[LLVMdev] Tight overlapping loops and performance
Jonathan Turner
probata at hotmail.com
Mon Mar 2 11:38:22 PST 2009
I was playing around in x86 assembly the other day, looking at ways to optimize my cooperative multitasking system. Currently, it uses a 'timeout' counter that is decremented each time through a loop, letting me stop the loop and go to the next cooperative thread if the loop runs a little long.

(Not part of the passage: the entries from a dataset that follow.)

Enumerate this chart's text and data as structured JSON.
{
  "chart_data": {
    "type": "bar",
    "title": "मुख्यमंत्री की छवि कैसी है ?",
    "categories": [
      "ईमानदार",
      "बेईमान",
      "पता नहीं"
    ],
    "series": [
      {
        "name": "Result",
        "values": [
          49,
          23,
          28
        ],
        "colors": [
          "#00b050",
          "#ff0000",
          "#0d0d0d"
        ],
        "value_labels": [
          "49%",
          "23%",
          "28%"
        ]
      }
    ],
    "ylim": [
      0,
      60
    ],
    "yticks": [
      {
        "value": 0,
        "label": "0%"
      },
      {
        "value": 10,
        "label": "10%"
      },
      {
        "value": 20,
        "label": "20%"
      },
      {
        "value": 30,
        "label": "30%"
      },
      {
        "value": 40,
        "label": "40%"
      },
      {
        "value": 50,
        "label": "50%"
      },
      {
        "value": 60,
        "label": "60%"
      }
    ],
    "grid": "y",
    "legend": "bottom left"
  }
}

The asm has two overlapping loops:
---
_main:
mov ecx, 1000000000
timeoutloop:
mov edx, 2000
loopto:
dec edx
jz timeoutloop
dec ecx
jnz loopto
mov eax, 0
ret
---
Which takes 1.0s on my machine.
To compare, I wanted to see what LLVM performance was like and if a similar technique would yield good performance. I cooked up this test in C:
---
#include <stdio.h>
int main() {
int loop = 1000000000;
int timeout;
timeoutloop:
timeout = 2000;
loopto:
if (--timeout == 0) goto timeoutloop;
if (--loop != 0) goto loopto;
printf("Timeout: %i\n", timeout);
return 0;
}
---
With gcc -O3 4.2 and 4.4 we match 1.0s. The LLVM, after running it through opt -std-compile-opts, is around 1.7s.
Should I be looking at any particular optimization passes that aren't in -std-compile-opts to match the gcc speeds?